Before you decide whether or not a SIMPLE IRA is right for your business or whether or not you should invest in your company’s SIMPLE IRA, it’s important to keep in mind some of the advantages and limitations of these plans.

1.  More flexibility and more options

With some other employer-based retirement plans, like a 401(k) or 403(b), you might have to work at that company for a certain number of years before what the company puts in actually belongs to you. That’s not the case with a SIMPLE IRA!

Whatever money your employer contributes to a SIMPLE IRA is immediately vested. That simply means every dollar that’s put into your account immediately belongs to you and you can take it with you whenever you leave the company.

Not only that, but while a typical 401(k) plan might be limited to just a handful of options, SIMPLE IRAs usually have a much larger menu of investments for you to choose from!

2. Easier and less expensive to set up and operate

One of the biggest benefits to opening a SIMPLE IRA is that they’re much easier to set up and less expensive to run than a typical 401(k) plan or other “qualified plans.” That’s because they have lower administrative costs and fewer regulations to worry about.

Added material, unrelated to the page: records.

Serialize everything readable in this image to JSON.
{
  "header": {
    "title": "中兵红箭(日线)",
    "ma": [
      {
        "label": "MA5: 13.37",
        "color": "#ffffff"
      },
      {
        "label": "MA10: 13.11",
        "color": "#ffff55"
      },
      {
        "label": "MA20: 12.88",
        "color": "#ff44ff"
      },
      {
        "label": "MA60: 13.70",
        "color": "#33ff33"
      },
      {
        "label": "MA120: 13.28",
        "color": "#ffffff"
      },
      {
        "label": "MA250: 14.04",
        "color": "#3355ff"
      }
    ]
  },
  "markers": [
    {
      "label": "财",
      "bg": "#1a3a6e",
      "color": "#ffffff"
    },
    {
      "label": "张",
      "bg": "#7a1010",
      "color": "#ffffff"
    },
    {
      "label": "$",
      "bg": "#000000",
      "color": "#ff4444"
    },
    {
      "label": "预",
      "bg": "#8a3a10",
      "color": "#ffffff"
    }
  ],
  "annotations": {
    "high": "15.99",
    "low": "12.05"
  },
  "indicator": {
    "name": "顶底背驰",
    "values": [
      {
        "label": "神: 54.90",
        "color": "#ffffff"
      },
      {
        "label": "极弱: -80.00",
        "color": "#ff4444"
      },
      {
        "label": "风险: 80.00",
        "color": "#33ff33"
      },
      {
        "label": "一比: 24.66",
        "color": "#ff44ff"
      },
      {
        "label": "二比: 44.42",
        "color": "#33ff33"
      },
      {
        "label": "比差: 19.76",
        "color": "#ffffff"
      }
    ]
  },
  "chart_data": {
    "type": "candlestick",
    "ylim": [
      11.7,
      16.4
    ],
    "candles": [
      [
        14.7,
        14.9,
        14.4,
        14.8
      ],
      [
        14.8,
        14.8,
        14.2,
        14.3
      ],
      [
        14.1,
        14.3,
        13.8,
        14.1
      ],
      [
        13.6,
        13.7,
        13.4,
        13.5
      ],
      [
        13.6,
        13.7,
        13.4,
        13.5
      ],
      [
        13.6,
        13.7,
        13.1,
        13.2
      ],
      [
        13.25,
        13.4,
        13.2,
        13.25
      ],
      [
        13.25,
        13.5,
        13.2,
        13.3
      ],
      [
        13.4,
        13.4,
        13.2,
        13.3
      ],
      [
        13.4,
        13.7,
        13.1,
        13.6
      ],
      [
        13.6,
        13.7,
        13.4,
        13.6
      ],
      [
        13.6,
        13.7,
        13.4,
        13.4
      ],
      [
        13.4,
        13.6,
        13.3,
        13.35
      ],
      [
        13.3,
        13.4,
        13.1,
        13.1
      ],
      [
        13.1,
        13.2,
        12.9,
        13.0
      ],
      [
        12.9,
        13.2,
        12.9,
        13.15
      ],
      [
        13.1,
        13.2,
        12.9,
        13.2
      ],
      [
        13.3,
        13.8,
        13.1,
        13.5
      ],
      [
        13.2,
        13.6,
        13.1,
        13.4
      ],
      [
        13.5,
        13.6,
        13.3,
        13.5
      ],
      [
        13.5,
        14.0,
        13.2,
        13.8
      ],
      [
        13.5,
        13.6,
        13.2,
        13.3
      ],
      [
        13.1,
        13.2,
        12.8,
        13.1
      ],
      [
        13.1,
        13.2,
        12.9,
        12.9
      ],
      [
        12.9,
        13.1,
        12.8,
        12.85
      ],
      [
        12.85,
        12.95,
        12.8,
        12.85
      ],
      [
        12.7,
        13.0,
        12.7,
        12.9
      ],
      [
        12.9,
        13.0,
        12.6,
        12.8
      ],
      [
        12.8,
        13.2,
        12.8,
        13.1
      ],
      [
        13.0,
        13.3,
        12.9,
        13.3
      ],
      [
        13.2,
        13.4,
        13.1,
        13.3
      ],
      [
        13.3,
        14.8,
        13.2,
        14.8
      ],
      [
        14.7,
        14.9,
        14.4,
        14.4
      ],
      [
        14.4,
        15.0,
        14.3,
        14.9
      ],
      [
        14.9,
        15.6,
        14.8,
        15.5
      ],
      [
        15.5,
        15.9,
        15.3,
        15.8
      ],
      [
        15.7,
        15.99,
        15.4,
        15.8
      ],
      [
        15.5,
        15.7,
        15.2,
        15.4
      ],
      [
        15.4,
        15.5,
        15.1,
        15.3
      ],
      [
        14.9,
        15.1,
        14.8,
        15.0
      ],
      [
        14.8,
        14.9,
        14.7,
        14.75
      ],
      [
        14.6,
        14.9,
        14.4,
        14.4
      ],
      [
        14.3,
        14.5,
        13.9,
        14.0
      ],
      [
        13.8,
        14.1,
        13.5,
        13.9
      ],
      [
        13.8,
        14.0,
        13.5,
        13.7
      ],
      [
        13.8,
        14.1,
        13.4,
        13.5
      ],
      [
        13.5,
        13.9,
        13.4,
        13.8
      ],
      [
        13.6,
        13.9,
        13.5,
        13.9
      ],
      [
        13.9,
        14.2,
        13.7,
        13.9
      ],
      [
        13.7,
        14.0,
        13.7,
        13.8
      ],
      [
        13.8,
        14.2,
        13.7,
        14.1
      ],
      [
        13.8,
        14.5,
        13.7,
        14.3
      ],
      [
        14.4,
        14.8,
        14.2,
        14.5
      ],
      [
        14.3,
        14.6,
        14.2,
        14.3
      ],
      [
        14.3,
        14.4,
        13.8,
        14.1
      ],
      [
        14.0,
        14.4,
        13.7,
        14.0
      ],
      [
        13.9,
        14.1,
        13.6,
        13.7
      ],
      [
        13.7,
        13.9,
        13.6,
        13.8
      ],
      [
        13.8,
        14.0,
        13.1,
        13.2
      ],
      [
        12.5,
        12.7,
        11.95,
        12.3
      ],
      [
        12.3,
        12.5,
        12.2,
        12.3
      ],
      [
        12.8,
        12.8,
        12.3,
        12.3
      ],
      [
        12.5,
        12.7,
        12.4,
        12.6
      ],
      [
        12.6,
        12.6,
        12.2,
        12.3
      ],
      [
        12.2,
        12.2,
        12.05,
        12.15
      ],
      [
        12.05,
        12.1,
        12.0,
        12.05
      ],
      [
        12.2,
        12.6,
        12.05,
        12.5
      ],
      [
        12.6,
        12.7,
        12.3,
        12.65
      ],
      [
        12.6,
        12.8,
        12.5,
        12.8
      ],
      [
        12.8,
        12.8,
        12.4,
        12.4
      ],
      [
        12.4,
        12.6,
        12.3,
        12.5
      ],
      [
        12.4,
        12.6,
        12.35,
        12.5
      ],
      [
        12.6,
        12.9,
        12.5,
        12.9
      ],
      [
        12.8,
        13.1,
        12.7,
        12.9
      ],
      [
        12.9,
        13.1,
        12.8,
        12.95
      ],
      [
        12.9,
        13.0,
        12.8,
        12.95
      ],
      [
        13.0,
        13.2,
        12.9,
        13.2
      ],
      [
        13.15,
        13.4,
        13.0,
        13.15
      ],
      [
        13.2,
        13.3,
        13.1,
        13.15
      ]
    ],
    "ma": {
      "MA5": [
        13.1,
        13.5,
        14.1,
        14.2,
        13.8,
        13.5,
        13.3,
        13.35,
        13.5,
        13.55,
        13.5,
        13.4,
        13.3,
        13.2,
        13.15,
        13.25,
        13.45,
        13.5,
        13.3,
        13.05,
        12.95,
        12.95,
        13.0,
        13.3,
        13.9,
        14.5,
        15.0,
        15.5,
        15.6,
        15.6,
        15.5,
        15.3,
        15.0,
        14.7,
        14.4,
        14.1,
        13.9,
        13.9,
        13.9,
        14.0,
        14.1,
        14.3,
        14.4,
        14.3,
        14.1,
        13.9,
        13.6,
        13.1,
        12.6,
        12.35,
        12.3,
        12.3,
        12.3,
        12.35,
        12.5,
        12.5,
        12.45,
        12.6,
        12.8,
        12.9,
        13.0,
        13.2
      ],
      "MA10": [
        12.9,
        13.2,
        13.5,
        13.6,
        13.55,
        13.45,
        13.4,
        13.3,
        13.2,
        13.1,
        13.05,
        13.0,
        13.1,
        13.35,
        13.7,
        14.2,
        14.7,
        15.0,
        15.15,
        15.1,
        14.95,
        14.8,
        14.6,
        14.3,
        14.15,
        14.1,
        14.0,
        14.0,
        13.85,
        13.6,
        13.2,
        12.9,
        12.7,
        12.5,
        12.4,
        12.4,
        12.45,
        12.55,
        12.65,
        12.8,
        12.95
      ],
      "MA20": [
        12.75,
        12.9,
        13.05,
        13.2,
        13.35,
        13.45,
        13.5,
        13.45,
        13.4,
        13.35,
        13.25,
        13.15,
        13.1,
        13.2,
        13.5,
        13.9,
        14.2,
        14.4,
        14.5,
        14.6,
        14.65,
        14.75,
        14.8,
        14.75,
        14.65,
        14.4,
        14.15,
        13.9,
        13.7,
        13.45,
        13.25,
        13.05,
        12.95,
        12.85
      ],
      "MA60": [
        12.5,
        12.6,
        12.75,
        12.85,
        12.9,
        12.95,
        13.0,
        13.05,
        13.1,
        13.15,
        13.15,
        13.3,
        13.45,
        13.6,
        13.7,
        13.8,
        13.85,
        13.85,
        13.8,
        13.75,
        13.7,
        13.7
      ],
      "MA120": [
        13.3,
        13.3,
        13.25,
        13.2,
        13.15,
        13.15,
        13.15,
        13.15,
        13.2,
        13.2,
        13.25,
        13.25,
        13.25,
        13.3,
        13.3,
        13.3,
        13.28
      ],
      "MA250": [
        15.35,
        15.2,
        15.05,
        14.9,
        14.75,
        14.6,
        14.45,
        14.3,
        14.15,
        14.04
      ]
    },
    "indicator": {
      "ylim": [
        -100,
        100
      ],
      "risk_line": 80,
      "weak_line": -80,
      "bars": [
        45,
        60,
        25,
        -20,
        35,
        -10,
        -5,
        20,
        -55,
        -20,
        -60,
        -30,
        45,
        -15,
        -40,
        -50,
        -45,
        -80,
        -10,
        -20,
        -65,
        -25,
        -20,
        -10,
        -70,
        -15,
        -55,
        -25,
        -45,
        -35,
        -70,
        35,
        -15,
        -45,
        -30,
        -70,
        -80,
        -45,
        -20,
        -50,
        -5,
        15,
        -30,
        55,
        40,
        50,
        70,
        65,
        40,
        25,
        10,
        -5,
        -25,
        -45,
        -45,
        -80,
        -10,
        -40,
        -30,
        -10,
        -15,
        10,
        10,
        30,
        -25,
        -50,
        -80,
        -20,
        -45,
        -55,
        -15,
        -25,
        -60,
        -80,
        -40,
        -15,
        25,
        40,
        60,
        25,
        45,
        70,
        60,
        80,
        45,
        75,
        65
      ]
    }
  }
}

That’s music to any business owner’s ears! 

 3. Plenty of tax advantages

For all of you small-business owners out there, you get a tax deduction for any contributions you make to your employees’ accounts. That’ll help take some of the pressure out of tax season!

1. There’s no Roth option for SIMPLE IRAs

Unfortunately, there isn’t a Roth IRA option available for SIMPLE IRA plans that would allow employers and employees to enjoy tax-free growth and tax-free withdrawals in retirement. But as your company grows and expands beyond what a SIMPLE IRA plan can provide, you might want to look at introducing a Roth 401(k) option to your team!

2. Lower contribution limits

Again, SIMPLE IRA contributions max out at $13,500 for most workers. That’s a few thousand dollars less than the contribution limit for a regular 401(k) plan, but it’s still a really good place to start!

Plus, you’re allowed to contribute to other retirement savings plans at the same time. So if you have another job that offers a workplace retirement plan or want to put money in a personal Roth IRA outside of work, go ahead and invest there too!

3. Beware of steep withdrawal penalties

Taking money out of your SIMPLE IRA (or any retirement account) should always be a last resort to avoid either bankruptcy or foreclosure. If you withdraw from a SIMPLE IRA within two years of opening it, you’ll pay a whopping 25% penalty. You should only put money in your account if you can keep it there for a long, long time (which is what you want to do anyway!).

You’ll also get hit with that 25% penalty if you do a rollover into anything other than another SIMPLE IRA during those first two years. So what’s the moral of the story here? Leave that money alone, people!